I love smoked fish but again nowhere in Migori is it available. To get my supplies I have to go travel to Othoo in Kadem or go to Tanzania, a long journey all in the name of fish.

Don’t bother looking for smoked beef, aliya or athola, they too are just no longer available. The one thing that I still get deep in Kadem is ghee. There are 2 types the white ghee known as “mor nya Luo’ and the brown ghee “ngiende”. The sad thing is I get it from one old man, he is 82 and he started making it when he was 15 years.

Again I wonder about the continuity as the sage increasingly is unable to bring it to Migori town. He is terrified of boarding the piki bodas, the main transport system and especially since he is now frail. Soon even ghee will history.

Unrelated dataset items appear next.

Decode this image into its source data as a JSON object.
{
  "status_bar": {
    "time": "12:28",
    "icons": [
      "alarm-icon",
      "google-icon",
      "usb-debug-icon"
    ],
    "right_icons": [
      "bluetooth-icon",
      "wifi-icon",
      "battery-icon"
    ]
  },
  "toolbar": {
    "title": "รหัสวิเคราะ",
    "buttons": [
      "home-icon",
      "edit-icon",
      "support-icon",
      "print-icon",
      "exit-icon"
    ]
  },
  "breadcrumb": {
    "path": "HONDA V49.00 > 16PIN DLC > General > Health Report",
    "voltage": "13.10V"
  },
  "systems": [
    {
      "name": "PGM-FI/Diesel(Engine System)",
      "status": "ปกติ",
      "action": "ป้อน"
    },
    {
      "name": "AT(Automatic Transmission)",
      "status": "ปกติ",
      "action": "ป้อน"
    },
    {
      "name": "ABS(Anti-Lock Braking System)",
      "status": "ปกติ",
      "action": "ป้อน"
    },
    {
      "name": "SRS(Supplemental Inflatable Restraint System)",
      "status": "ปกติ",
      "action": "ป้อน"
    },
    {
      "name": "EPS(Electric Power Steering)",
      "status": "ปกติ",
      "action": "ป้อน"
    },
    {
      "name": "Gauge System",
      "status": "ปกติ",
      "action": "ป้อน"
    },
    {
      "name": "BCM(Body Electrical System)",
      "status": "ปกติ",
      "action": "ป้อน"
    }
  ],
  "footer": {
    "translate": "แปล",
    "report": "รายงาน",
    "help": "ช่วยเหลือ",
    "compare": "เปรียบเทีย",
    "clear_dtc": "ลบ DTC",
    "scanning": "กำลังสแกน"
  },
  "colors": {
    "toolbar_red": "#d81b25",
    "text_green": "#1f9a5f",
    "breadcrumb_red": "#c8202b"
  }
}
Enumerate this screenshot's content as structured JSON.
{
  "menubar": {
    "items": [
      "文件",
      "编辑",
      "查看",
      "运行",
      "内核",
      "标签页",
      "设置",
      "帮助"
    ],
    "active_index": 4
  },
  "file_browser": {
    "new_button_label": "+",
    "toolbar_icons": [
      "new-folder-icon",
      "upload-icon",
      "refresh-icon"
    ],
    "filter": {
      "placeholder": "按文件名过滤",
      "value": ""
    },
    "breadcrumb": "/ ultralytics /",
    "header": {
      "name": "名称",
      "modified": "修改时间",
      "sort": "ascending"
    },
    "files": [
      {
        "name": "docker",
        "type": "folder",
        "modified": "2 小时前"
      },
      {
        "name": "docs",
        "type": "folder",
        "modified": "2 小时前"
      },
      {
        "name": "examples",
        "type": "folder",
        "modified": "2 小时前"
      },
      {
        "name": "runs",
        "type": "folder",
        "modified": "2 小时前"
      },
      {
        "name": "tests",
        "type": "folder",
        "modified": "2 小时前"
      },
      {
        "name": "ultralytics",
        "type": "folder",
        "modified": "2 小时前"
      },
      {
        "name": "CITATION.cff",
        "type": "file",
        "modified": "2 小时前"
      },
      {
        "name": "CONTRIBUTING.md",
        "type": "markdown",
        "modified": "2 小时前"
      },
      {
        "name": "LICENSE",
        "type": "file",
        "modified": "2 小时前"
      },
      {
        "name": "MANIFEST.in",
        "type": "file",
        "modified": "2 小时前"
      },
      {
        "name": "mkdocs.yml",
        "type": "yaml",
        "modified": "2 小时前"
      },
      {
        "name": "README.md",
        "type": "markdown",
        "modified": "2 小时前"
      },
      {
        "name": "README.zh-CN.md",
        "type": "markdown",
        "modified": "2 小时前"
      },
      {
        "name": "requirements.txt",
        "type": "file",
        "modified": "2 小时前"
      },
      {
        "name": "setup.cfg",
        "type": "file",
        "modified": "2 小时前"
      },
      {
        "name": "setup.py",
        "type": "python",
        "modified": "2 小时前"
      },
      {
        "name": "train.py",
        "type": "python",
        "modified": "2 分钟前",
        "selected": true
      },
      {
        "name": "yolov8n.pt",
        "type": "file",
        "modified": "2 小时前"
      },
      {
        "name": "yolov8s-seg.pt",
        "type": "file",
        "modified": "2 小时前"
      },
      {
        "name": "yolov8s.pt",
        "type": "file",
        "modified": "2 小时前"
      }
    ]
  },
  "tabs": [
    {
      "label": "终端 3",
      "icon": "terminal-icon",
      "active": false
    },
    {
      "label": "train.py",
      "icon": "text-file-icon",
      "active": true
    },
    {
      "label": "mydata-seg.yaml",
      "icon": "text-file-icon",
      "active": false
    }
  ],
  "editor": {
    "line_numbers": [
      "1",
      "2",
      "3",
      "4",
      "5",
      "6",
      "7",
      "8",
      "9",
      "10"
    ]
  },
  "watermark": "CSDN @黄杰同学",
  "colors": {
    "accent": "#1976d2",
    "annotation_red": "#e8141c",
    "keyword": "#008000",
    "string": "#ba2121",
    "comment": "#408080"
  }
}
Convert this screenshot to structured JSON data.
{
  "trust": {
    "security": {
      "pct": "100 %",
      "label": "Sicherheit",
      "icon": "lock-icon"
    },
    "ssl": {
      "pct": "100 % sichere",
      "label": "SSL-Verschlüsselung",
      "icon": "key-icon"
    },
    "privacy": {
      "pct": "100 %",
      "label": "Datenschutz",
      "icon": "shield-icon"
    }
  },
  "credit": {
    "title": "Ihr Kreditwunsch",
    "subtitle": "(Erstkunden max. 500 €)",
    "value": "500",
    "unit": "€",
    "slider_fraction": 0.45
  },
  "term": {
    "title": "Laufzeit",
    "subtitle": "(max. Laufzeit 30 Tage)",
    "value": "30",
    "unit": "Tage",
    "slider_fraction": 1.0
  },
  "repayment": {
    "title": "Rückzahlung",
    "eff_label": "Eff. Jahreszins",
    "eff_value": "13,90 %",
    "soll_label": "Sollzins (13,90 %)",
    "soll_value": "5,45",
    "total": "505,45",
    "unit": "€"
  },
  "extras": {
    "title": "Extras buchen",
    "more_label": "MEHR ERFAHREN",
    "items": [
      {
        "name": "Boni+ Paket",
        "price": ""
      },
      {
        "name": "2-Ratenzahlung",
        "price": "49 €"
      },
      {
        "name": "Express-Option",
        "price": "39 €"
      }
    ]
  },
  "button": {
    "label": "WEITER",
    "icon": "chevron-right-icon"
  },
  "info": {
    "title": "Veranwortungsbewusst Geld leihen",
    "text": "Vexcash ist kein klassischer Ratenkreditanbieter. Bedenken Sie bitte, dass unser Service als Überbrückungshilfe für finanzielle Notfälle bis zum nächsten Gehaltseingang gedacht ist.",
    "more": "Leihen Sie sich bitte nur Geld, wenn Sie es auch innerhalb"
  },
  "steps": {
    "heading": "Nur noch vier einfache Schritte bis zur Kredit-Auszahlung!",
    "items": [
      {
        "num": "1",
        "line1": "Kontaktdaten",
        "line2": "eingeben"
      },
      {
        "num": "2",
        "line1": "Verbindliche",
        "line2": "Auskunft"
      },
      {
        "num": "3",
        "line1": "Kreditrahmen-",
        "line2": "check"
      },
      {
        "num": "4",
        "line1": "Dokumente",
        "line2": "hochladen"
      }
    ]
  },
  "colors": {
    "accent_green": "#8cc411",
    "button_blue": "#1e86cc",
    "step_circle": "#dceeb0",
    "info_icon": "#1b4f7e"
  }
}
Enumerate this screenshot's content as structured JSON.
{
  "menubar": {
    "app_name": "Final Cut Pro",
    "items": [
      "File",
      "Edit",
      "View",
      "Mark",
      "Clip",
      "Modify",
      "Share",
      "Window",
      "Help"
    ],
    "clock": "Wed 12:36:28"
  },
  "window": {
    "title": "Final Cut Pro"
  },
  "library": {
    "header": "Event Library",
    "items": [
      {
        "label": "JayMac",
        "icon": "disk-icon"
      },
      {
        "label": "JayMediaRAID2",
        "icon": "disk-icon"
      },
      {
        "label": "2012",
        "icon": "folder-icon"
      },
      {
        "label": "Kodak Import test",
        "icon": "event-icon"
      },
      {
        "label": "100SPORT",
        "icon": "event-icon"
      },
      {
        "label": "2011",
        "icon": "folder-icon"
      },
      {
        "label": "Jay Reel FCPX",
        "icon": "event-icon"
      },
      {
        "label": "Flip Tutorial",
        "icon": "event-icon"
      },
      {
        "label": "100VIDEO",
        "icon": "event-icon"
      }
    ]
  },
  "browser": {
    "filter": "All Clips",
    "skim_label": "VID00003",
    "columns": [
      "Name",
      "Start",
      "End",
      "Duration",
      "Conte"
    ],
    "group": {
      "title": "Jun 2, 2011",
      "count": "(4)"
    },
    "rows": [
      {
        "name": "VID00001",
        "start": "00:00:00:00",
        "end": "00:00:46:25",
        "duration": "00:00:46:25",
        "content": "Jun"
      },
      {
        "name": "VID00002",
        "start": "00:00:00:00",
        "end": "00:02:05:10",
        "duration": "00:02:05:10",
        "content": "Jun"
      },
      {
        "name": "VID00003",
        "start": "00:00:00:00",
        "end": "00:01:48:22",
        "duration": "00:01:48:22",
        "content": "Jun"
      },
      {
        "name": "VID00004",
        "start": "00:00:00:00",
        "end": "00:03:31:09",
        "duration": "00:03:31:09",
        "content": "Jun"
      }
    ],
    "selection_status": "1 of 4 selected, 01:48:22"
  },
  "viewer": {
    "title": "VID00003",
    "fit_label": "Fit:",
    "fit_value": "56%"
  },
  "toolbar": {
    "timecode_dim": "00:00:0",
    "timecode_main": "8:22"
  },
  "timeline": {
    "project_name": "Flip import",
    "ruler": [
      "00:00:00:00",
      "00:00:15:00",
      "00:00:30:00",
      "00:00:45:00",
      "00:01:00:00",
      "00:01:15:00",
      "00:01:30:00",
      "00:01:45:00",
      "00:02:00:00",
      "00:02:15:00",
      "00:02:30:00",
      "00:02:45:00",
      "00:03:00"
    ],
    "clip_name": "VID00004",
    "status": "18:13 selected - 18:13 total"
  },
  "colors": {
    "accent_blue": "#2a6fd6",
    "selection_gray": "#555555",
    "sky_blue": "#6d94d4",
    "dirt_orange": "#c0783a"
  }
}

Sadly am a dying breed, a relic of the past that still holds fort. My supplier of smoked fish is an aged lady, am not sure if her daughter will take up the trade. The consumers are simply gettering fewer. Most of the young frown whilst eating smoked fish, they want bit deep fried. They love the oil, obesity is now big.

Meanwhile, burnt innards (matumbo) joints are doing booming business. I sometimes wonder don’t the consumers know that the word ma’tumbo’ is derived from the word ‘stomach’ and incidentally all consumers of roasted matumbo will inevitably be pot-bellied. Isn’t this a disaster if you are short?
Can anyone in the Luo Council of Elders “URGENTLY” take up & act on my findings? If they can’t, elect me Chairman, your new ‘Jakom”., I will surely address it.